Currently, DLA has about 30 staff lawyers. The firm will have larger pools of professionals who do certain things efficiently at a cost that makes more sense to the client, Burch said.

"My view is you're going to see a lot more firms very explicitly managing some part of their professional work force that way," Burch said.

The only challenge for firms in shrinking their associate classes may be that they find themselves short-staffed when the economy turns around, said Eden Mandrell, a Chicago partner at recruiter Major Lindsey & Africa who leads the regional associate practice group. Still, there are so many qualified lawyers in the market right now the firms could probably quickly pick up additional hires, she said.

"It's hard to have a crystal ball as to what they're going to need at that point," Mandrell said.

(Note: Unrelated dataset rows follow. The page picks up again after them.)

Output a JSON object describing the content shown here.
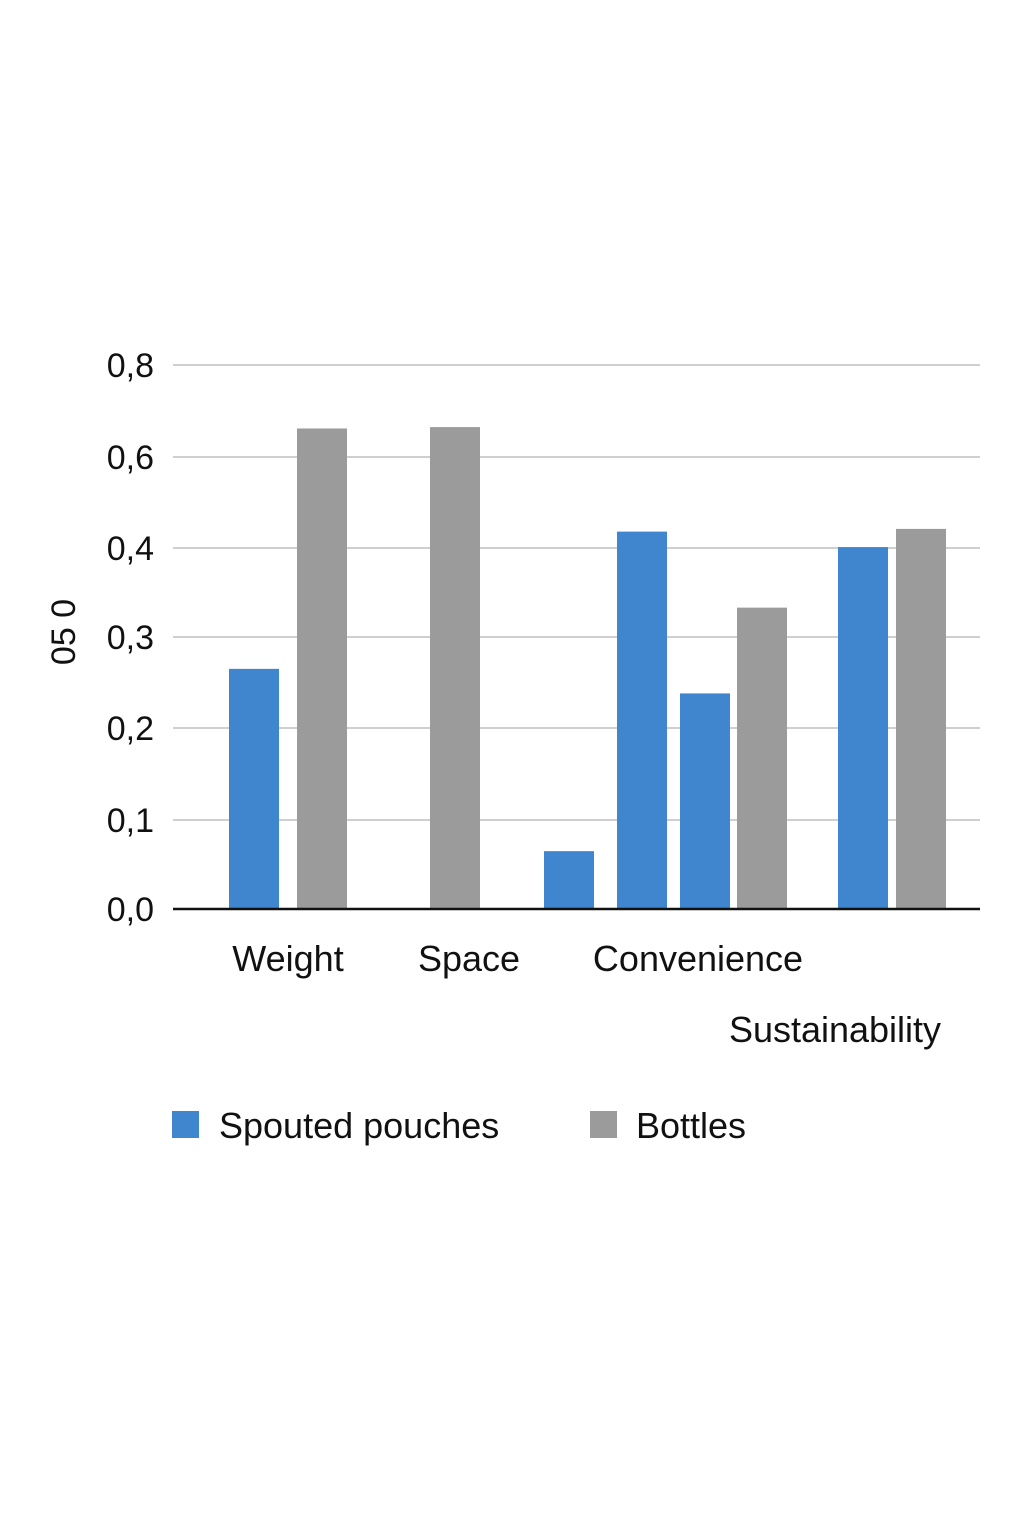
{
  "chart_data": {
    "type": "bar",
    "ylabel": "05 0",
    "y_ticks": [
      "0,0",
      "0,1",
      "0,2",
      "0,3",
      "0,4",
      "0,6",
      "0,8"
    ],
    "categories": [
      "Weight",
      "Space",
      "Convenience",
      "Sustainability"
    ],
    "series": [
      {
        "name": "Spouted pouches",
        "color": "#3f86cf"
      },
      {
        "name": "Bottles",
        "color": "#9b9b9b"
      }
    ],
    "bars": [
      {
        "series": "Spouted pouches",
        "category": "Weight",
        "value": 0.265
      },
      {
        "series": "Bottles",
        "category": "Weight",
        "value": 0.662
      },
      {
        "series": "Bottles",
        "category": "Space",
        "value": 0.665
      },
      {
        "series": "Spouted pouches",
        "category": "Convenience",
        "value": 0.065
      },
      {
        "series": "Spouted pouches",
        "category": "Convenience",
        "value": 0.436
      },
      {
        "series": "Spouted pouches",
        "category": "Convenience",
        "value": 0.238
      },
      {
        "series": "Bottles",
        "category": "Convenience",
        "value": 0.333
      },
      {
        "series": "Spouted pouches",
        "category": "Sustainability",
        "value": 0.402
      },
      {
        "series": "Bottles",
        "category": "Sustainability",
        "value": 0.442
      }
    ],
    "grid": true,
    "legend_position": "bottom"
  }
}
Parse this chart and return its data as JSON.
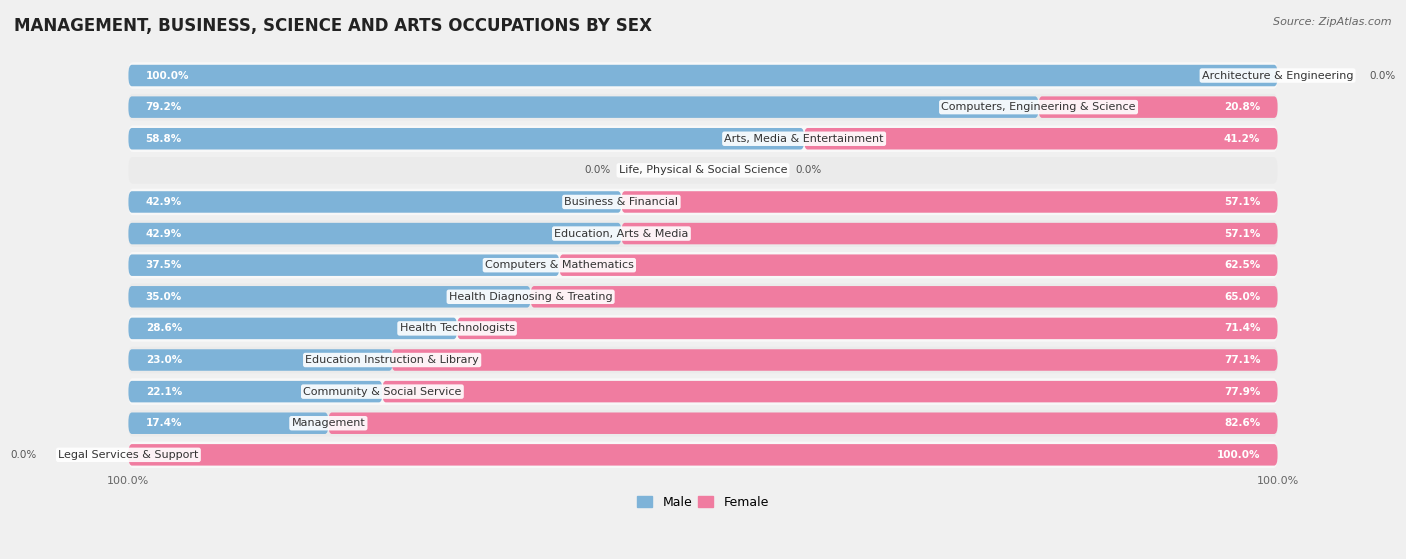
{
  "title": "MANAGEMENT, BUSINESS, SCIENCE AND ARTS OCCUPATIONS BY SEX",
  "source": "Source: ZipAtlas.com",
  "categories": [
    "Architecture & Engineering",
    "Computers, Engineering & Science",
    "Arts, Media & Entertainment",
    "Life, Physical & Social Science",
    "Business & Financial",
    "Education, Arts & Media",
    "Computers & Mathematics",
    "Health Diagnosing & Treating",
    "Health Technologists",
    "Education Instruction & Library",
    "Community & Social Service",
    "Management",
    "Legal Services & Support"
  ],
  "male": [
    100.0,
    79.2,
    58.8,
    0.0,
    42.9,
    42.9,
    37.5,
    35.0,
    28.6,
    23.0,
    22.1,
    17.4,
    0.0
  ],
  "female": [
    0.0,
    20.8,
    41.2,
    0.0,
    57.1,
    57.1,
    62.5,
    65.0,
    71.4,
    77.1,
    77.9,
    82.6,
    100.0
  ],
  "male_color": "#7eb3d8",
  "female_color": "#f07ca0",
  "background_color": "#f0f0f0",
  "row_bg_even": "#f8f8f8",
  "row_bg_odd": "#ebebeb",
  "title_fontsize": 12,
  "label_fontsize": 8.0,
  "value_fontsize": 7.5,
  "legend_fontsize": 9,
  "source_fontsize": 8
}
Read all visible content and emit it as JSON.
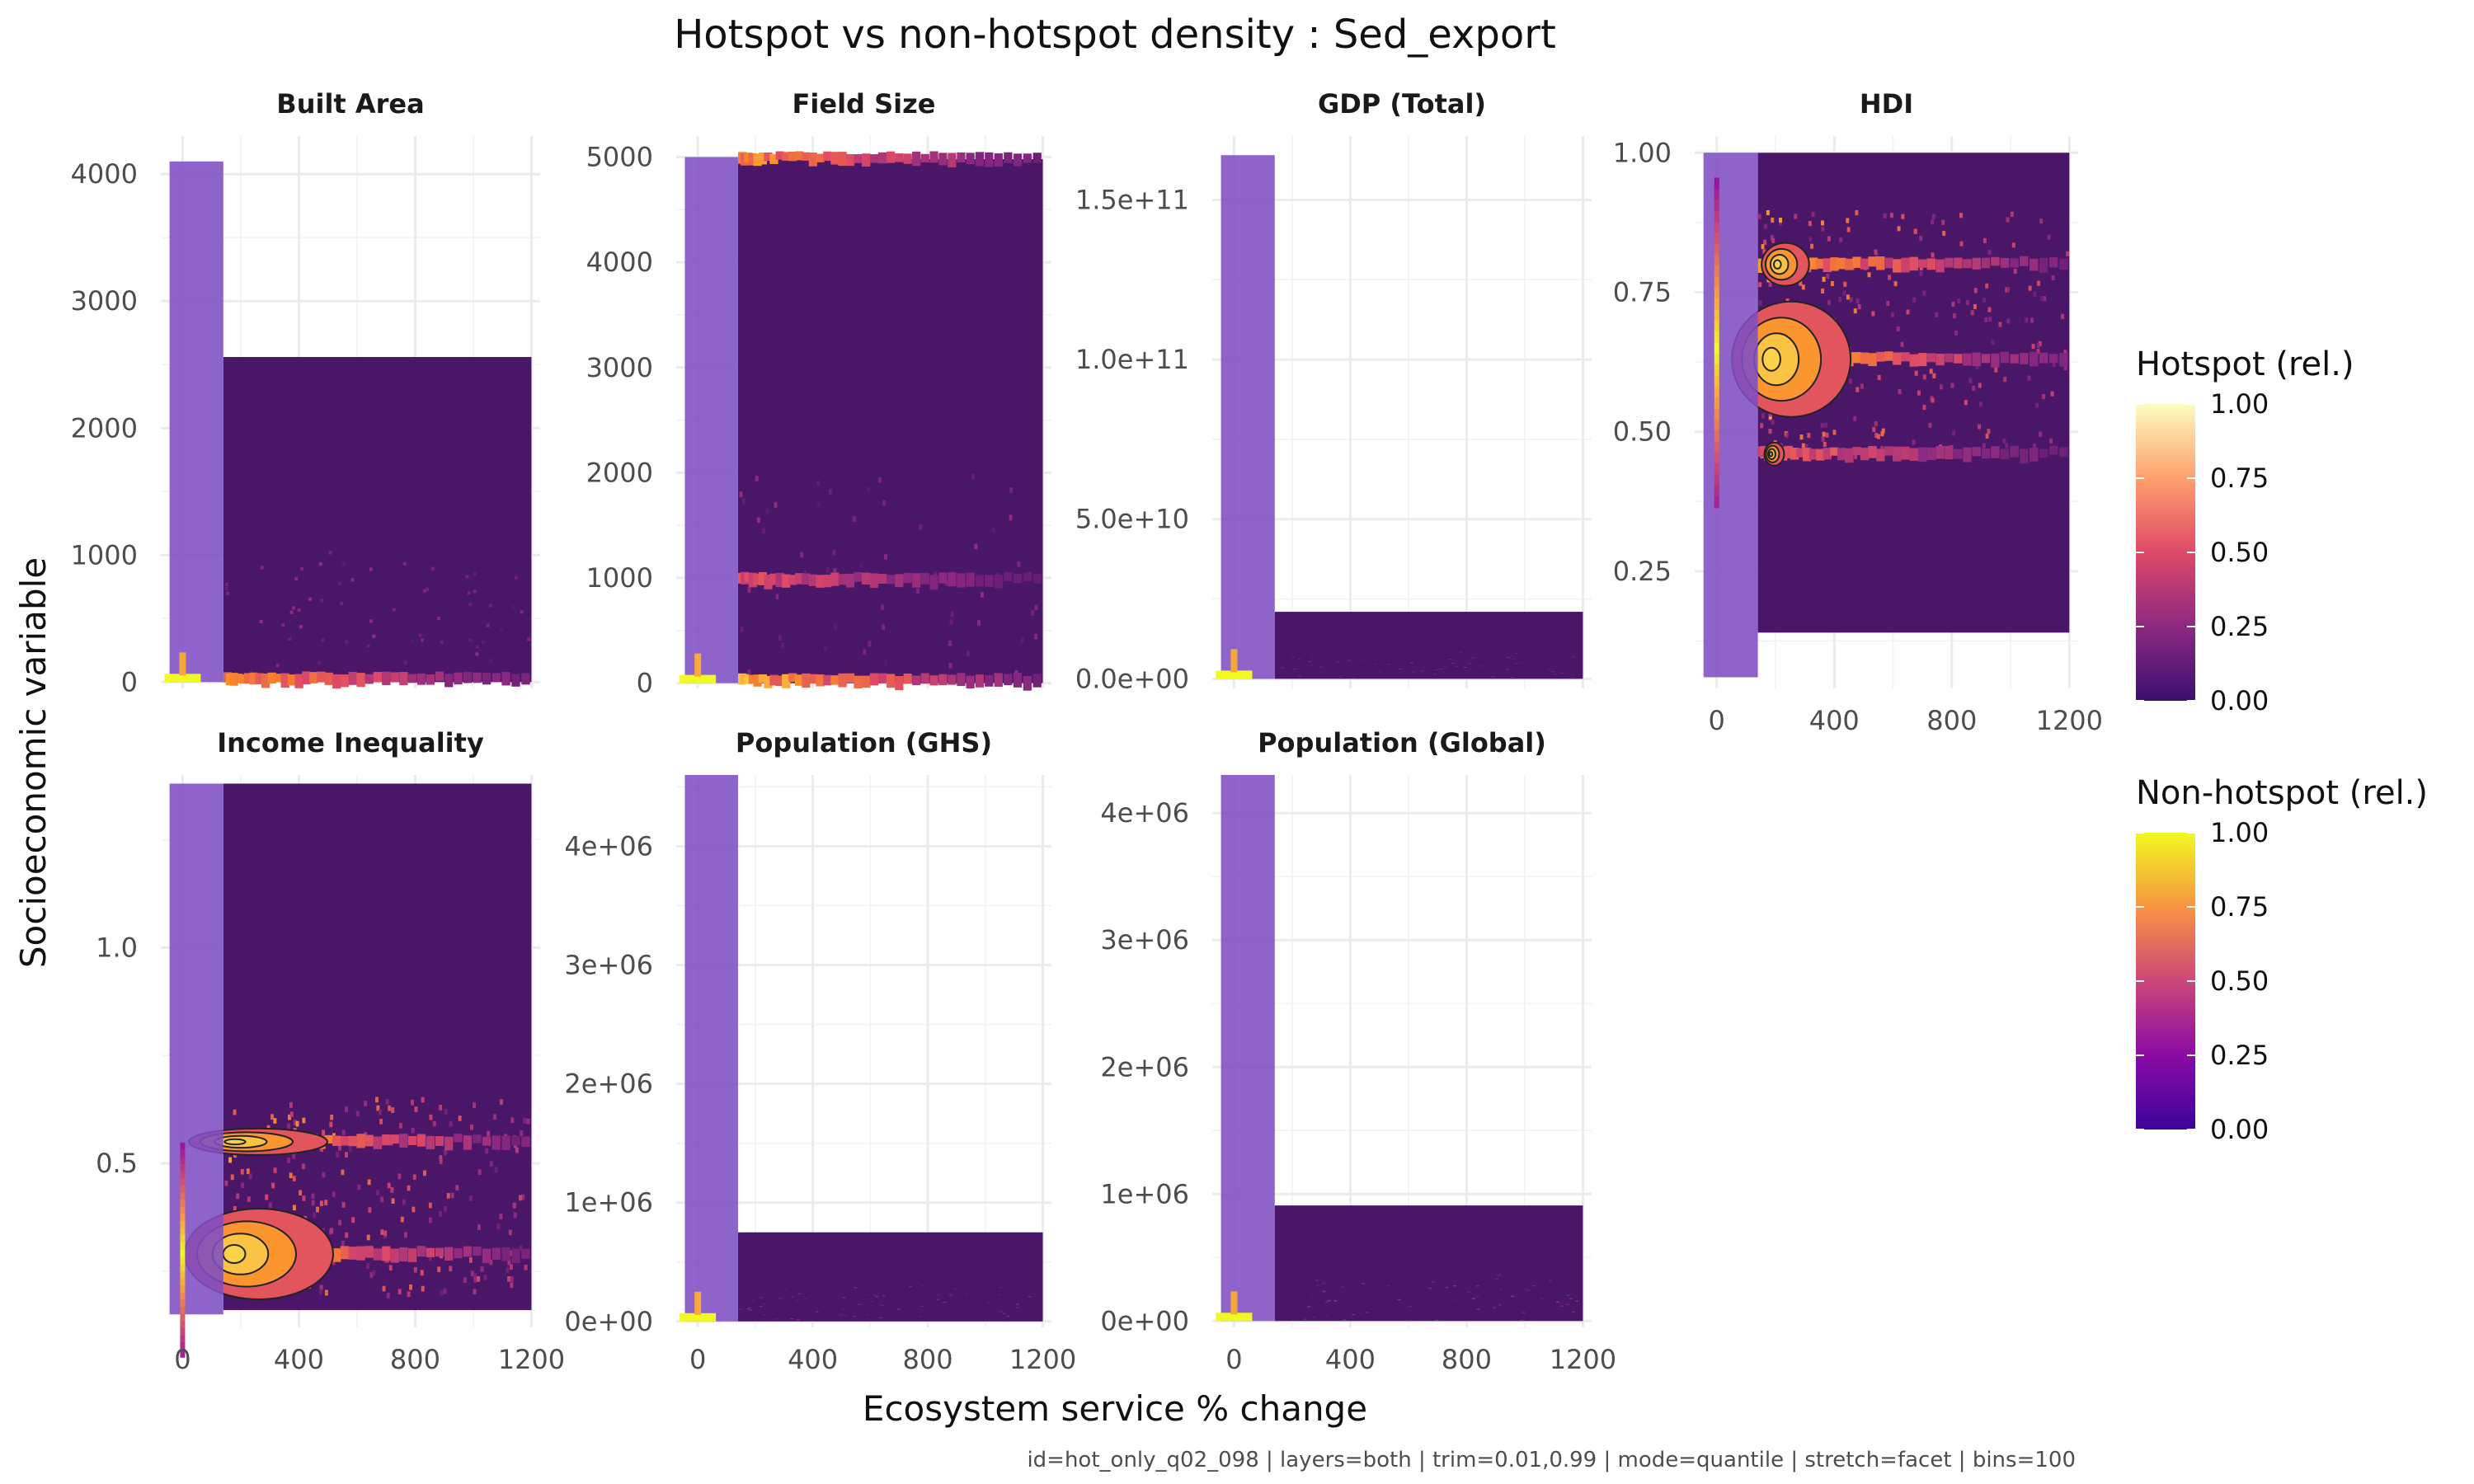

Although DLA is still developing the details of the new associate model, another general theme will be basing more of a given associate's pay on his or her performance, said Burch, who is based in Baltimore.

"When people have mastered certain skills that the market values, then they advance to new band and that's where the base compensation goes up," Burch explained.

Firms' moves toward more performance-based associate compensation is a positive development because it allows the firms to give bigger rewards for the best lawyers, Mandrell said.

DLA and other law firms increased first-year associate pay to $160,000 in 2007, with commensurate increases for more senior associates. Many firms began to question those salaries when the recession set in with some, including DLA, scaling them back as part of other cost reductions.

DLA in May said it would cut U.S. associate pay by 10 percent in June, lowering first-year associate salaries in big-city markets to $145,000 and in smaller markets to $130,000. That is a placeholder until the firm can restyle the associate program, said Miller, who is based in Chicago. The firm has also eliminated about 110 lawyer positions in the United States.

The firm has made the cost reductions that will put it in a better financial position by year end, Burch said. "You do the hard things, and there's a little bit of pain," Burch said. "Lee and I have never been people who run away from things."

The firm isn't currently planning on any additional job or pay cuts, but it will need to react to the economy and client needs as is necessary, the leaders said.

"What you're going to see is that we're going to react to the economy and what our clients are doing," Miller said.